The two expressive Strozzi pieces were beautifully balanced by two Monteverdi ‘scherzi’ (jests) and separated by two further Castello Sonate concertante. The first, the Sonata duodecima for two violins, violetta (Joseph Crouch) and continuo, was a playfully dancing piece coloured by the most ingratiatingly unexpected turns of harmony. Fascinating to hear the expressive lines of the violetta; no less impressive was the quasi-improvised section for two violins in dialogue. Adding a viola to the mix, the Sonata quindicesima is remarkable in its restrained nobility and expression of its opening section; the AAM’s considered phrasing was a major contributory factor in this performance’s success. Indeed, the mood of that opening hung over the faster sections.
(Incidentally, Crouch was playing the same instrument in this concert as he played in the group’s 2016 recording of Castello’s first book [see below], an instrument built in 1997 by Philippe Refig after Gasparo de Saló, London which could be classed as a ‘basso violetta da brazzo’.)

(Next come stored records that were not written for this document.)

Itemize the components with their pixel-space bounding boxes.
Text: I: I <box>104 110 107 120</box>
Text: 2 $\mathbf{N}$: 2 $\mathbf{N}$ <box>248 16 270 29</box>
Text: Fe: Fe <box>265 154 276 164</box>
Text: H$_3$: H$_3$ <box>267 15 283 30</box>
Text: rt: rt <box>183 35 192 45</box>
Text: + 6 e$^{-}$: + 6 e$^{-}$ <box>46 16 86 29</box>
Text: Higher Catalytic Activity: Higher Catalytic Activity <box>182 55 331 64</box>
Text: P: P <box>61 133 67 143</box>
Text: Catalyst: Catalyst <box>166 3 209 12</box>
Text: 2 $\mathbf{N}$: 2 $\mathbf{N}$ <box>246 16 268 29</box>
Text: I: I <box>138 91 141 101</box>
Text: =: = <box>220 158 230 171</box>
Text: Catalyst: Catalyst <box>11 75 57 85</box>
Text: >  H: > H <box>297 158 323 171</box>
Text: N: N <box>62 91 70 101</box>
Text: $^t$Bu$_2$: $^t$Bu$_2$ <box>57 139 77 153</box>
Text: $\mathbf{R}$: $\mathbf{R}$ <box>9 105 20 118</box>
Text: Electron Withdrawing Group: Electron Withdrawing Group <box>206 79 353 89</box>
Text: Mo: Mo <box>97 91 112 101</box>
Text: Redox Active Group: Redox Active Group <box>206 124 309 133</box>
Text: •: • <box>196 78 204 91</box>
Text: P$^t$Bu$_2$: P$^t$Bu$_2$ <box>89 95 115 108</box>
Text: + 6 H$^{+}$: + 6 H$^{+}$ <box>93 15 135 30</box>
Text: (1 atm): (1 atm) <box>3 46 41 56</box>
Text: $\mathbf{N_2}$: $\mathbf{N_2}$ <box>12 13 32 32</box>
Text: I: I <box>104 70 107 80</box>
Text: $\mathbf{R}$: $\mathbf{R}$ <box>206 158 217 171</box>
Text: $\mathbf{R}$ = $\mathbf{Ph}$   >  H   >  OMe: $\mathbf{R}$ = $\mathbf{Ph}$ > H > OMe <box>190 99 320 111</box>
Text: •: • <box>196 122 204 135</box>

Monteverdi’s stile concitato (‘agitated style’) informs his two items here. The drooping phrases of Sì dolce è’l tormento found just the right interpreter in Charlston; the rather more active – and more extended – Et è pur dunque vero was a veritable tone-poem of sadness (‘So great is my woe that I would call my anguish the equal of Hell’).
The final pair of Castello sonatas danced with joy: the Sonata sedicesima’s rhythms impeccably sprung, dialogues between high and low instruments beautifully managed (and with real wit); both exuded pure joy.
Cleanly but not clinically filmed against a brick wall with upward-facing purple spotlights, this was a fascinating exploration of repertoire. The AAM’s recording (on their own label) of Book I of Castello’s Sonate concertante was released to critical acclaim in 2016; one hopes for a follow-up containing this second volume. There is also a Hyperion Helios disc that couples seven of Castello’s sonatas with works by Giovanni Picchi (c.1572-1643), reviewed on MusicWeb International by Gary Higginson here.